There are a number of House of Representatives electoral contests with strong climate Independents standing who may be elected. Follow veteran journalist Margo Kingston in her #KingstonReports column.

These contests include the electorate of Warringah (#WarringahVotes) in Sydney, held by former conservative Prime Minister Tony Abbott. He is being challenged by Zali Steggall OAM, an Australian lawyer and former Olympic athlete. It could be a very close race according to The Guardian, in a seat considered to be blue-ribbon conservative. Steggall is running on a strong climate action platform.

Further south in the leafy eastern suburbs of Melbourne in the electorate of Kooyong, represented by the Liberal Party’s Josh Frydenberg, current treasurer and a former climate and energy minister. He is being challenged by Independent Oliver Yates, a former member of the Liberal Party and formerly CEO of the Clean Energy Finance Corporation. The Greens have selected high profile barrister Julian Burnside as their candidate, with his strong platform defending human rights, refugee rights and for climate action.

A GetUp! commissioned poll for Kooyong found that 64pc of respondents say they would be more likely to vote for a candidate with a plan to tackle climate change by replacing coal with clean energy, according to a Guardian report. More at #KooyongVotes column.

These are just two of a number of contests challenging present conservative MPs.

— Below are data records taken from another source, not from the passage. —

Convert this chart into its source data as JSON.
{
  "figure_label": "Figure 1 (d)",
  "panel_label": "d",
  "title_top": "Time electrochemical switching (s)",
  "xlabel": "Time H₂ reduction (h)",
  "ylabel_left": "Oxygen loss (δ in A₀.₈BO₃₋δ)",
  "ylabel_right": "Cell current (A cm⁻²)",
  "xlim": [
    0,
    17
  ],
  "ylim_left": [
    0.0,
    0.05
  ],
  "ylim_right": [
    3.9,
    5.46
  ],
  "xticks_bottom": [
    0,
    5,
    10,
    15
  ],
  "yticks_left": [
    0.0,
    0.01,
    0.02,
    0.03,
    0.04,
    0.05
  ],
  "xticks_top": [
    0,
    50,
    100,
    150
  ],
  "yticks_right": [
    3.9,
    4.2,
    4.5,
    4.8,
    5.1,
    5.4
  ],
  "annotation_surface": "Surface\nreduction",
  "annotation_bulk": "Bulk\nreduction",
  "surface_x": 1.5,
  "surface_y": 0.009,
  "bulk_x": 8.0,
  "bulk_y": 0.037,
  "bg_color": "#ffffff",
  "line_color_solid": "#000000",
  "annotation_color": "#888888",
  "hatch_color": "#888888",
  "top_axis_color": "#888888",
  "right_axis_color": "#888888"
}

Implications for international negotiations

If a majority Labor government is formed, or even a minority Labor government with support of the Greens and Independents, Australia is likely to see a change to Australia’s Nationally Determined Contribution (NDC) with an increase in the 2030 target and and ramping up of national ambition. This stands to boost Australia’s negotiating stance by the time of the United Nations Framework Convention on Climate Change conference (COP24) in December, to be held in Santiago, Chile.

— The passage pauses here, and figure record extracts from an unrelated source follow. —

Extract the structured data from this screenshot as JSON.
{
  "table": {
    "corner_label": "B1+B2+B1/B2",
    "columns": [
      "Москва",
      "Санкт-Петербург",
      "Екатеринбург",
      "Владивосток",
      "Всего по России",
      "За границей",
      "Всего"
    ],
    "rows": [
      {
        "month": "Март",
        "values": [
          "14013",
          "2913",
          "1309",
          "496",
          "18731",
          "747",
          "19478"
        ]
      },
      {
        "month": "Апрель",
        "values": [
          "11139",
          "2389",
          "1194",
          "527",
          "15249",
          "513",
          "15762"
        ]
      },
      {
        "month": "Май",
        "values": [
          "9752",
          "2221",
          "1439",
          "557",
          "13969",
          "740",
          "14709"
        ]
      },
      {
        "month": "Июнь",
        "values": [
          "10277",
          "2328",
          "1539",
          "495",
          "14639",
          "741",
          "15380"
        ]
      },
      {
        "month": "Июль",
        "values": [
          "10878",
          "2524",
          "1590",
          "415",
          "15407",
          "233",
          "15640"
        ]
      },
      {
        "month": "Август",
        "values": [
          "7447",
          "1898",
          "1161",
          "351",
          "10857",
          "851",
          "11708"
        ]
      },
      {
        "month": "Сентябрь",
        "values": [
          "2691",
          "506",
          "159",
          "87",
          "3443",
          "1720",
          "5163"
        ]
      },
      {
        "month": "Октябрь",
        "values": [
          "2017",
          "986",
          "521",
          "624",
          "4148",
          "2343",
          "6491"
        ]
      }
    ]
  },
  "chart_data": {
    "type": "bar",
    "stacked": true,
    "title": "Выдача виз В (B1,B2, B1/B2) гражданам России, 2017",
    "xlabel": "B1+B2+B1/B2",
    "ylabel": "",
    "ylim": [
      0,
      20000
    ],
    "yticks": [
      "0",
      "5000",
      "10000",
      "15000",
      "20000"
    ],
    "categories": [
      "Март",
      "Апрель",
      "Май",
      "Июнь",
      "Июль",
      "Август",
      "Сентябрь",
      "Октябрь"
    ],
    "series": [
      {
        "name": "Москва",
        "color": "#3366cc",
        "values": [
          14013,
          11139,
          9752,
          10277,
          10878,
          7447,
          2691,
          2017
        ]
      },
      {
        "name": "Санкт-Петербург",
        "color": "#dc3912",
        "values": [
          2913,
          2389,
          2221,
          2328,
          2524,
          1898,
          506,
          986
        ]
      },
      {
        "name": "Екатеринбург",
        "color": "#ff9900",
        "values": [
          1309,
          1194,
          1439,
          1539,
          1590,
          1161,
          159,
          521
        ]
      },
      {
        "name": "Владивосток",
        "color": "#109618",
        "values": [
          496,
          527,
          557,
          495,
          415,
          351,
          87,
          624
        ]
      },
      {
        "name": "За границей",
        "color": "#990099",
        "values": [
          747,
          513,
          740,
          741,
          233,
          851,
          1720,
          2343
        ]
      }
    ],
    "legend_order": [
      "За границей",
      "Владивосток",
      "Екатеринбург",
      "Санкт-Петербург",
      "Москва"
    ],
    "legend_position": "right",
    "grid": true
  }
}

Australia, as a developed nation and a member of the G20, has long been towards the back with climate targets and ambition and the Labor party policy ambition will really only put Australia back on par with the (still insufficient) actions and plans of other industrialised countries. See Australia’s current climate policy and action assessment by Climate Tracker.

If Australia’s government changes on May 18, a change by Australia to it’s international commitments and negotiating stance is to be strongly welcomed, but it is still nowhere near enough.

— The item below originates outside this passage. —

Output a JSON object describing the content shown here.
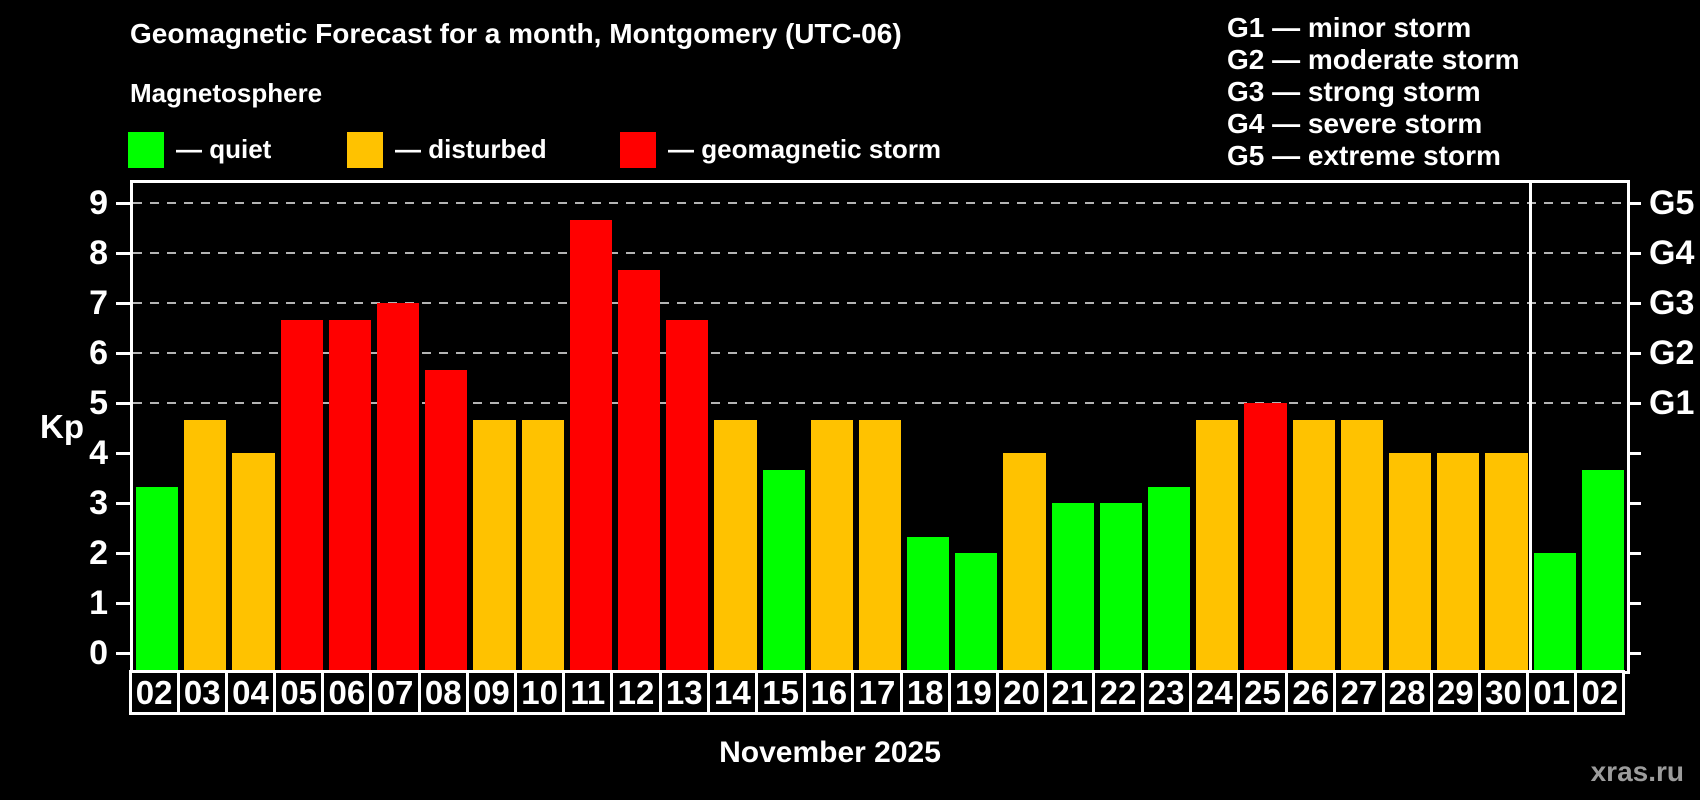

This article was based on an email to the Climate Action Network global email list by John Englart, Convenor of Climate Action Moreland, giving background information to climate activists around the world on Australia’s federal election. An early version was published on John Englart’s Linkedin account as: Australia’s #climateelection in 2019 for #ausvotes explained for an international audience.